We all have been talking about how Artificial Intelligence has changed our lives. This meteoric rise of AI has redefined boundaries of what machine can accomplish. However behind the scenes of this technological renaissance lies a growing concern ,one that is not as visible but is just as significant - the enormous energy consumption of AI.
Fact check - International Energy Agency predicts that Electricity usage by data centres will increase to between 620 and 1050 TWh in 2026 which is equivalent to energy demands of Germany.
1) Primary Factors contributing to high energy consumption of AI Systems
➡ Training the Model - To train a Deep Learning Model, you require vast amount of data. Processing and analysing these datasets consumes significant amount of energy
➡ Data Centres - AI Models are deployed and trained in the big data centres. These data centres not only powers the servers but also require substantial energy for cooling to prevent overheating.
➡ Inference of AI Models - This energy consumption continues into the inference stage where they are used to make predictions or performs tasks.
2) What are environmental implications of growing energy demand of AI?
➡ Increased Carbon Emissions - The power consumed by the the AI infrastructure emits Greenhouse Gases into the atmosphere and leads to Global Warming and Climate Change.

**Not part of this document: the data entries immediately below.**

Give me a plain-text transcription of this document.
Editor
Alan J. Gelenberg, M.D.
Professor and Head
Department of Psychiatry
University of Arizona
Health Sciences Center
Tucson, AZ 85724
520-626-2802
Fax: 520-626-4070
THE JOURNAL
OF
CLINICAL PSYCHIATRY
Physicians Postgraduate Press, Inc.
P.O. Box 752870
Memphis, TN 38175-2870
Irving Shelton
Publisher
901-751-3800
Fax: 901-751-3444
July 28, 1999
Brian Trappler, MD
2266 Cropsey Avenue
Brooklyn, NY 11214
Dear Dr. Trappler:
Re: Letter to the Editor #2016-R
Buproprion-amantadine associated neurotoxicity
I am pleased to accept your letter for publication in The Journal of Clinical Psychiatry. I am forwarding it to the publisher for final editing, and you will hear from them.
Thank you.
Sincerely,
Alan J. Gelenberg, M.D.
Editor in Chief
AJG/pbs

➡ Electronic Waste - Due to rapid advancement of AI, there is frequent hardware upgrades and often electronic waste is not disposed efficiently.
➡ Water Usage for Cooling - Increasing Data Centres has increased the need of water which is leading to depletion of water resources.
➡ Strain on Energy Resources - Due to the huge chunk of energy required for AI Infrastructure , the strain on different sources of energy is also increasing leading to massive shortages.
3) Steps to be taken for a Greener AI
➡️ Powering the AI Infrastructure with renewable energy sources such as Solar and Hydroelectric power.
➡️ Different carbon offsetting projects such as reforestation should be encouraged.
➡️ Transparency should be observed by different developers and researchers in their disclosure of energy consumption.
➡️ Proper disposal and recycling of E-Waste.
4) Measures taken by leading Companies to reduce the Carbon Footprints
➡ Facebook Data Centre in Lulea, Sweden uses 100 percent of renewable energy
➡️ Amazon has invested $2 Billion in Climate Pledge under which it aims to reach net-zero carbon in his business by 2040.